Ukoniq’s approval was backed by phase 2 data from the UNITY-NHL trial. The drug triggered a response in 49% of MZL patients and the median duration of response was not reached after more than 20 months of follow-up. In previously treated FL, the drug induced a response in 43% of patients, lasting for a median of 11.1 months.
TG touts Ukoniq as a safer option than other PI3K delta inhibitors. As Cantor Fitzgerald analyst Alethia Young noted in a Monday report, Ukoniq doesn’t bear a black box warning. By contrast, both Copiktra and Zydelig bear black box warnings for side effects including infections, diarrhea or colitis, cutaneous reactions and pneumonitis. It’s not that Ukoniq doesn’t have those problems, but the FDA only lays them out in the safety information section of the drug's label without specifically highlighting them in a dreaded boxed warning.
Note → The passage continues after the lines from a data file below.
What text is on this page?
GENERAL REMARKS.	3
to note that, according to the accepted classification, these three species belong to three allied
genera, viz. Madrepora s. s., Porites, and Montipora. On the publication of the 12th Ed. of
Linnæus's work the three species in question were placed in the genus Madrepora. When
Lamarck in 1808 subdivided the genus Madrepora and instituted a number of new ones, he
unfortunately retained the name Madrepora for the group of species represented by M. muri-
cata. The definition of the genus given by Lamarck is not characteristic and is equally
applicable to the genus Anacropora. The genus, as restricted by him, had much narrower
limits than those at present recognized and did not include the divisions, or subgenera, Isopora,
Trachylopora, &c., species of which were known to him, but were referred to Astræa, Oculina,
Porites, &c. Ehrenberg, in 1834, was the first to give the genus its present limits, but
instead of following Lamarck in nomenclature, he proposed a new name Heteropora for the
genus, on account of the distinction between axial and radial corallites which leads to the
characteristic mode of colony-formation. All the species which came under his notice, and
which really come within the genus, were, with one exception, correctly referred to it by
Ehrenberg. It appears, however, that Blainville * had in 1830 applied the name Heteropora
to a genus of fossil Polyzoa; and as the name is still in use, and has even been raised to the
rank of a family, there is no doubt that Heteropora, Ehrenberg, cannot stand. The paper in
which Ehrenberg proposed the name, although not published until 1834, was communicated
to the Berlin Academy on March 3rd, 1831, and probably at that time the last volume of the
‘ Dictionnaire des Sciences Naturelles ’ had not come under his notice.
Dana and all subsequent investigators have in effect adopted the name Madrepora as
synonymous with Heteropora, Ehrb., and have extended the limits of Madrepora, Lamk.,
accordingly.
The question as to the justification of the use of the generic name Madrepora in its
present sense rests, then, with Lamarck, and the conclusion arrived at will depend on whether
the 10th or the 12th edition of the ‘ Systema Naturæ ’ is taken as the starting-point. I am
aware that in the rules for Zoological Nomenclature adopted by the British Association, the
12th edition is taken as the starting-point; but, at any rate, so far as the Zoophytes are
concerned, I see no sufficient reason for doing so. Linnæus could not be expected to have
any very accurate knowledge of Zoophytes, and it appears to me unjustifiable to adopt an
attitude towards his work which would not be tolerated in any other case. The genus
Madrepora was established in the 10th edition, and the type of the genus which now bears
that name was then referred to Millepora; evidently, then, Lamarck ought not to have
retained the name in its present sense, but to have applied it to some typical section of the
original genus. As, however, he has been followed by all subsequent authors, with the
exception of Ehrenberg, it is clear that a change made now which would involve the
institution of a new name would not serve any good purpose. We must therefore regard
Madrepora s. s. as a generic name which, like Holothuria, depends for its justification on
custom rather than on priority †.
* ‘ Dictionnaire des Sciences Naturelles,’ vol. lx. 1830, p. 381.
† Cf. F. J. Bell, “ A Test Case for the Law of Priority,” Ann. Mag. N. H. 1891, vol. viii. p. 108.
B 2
Waldman said the lack of a boxed warning didn’t change TG’s promotional strategy with Ukoniq, but he labeled it as a differentiator in the minds of physicians.
Ukoniq marks TG’s first commercial product. The company has assembled a field team of about 70 professionals across sales, marketing, medical and access, Waldman said.
The drug’s long-lasting benefits, coupled with a favorable safety profile, also open up the possibility for combinations. The company already has several trials planned, including with its own anti-CD20 antibody, ublituximab, in the all-important chronic lymphocytic leukemia space. The pairing recently posted positive phase 3 outcomes when pitted against a combo of Roche’s CD20 drug Gazyva and chemotherapy chlorambucil in CLL.
For all three indications combined, Cantor's Young projected Ukoniq peak sales of $1.6 billion, though she acknowledged that figure is higher than what Wall Street’s expecting.
Ukoniq’s continued approval may be contingent upon a confirmatory trial, for which the company is working out details with the FDA, Weiss said.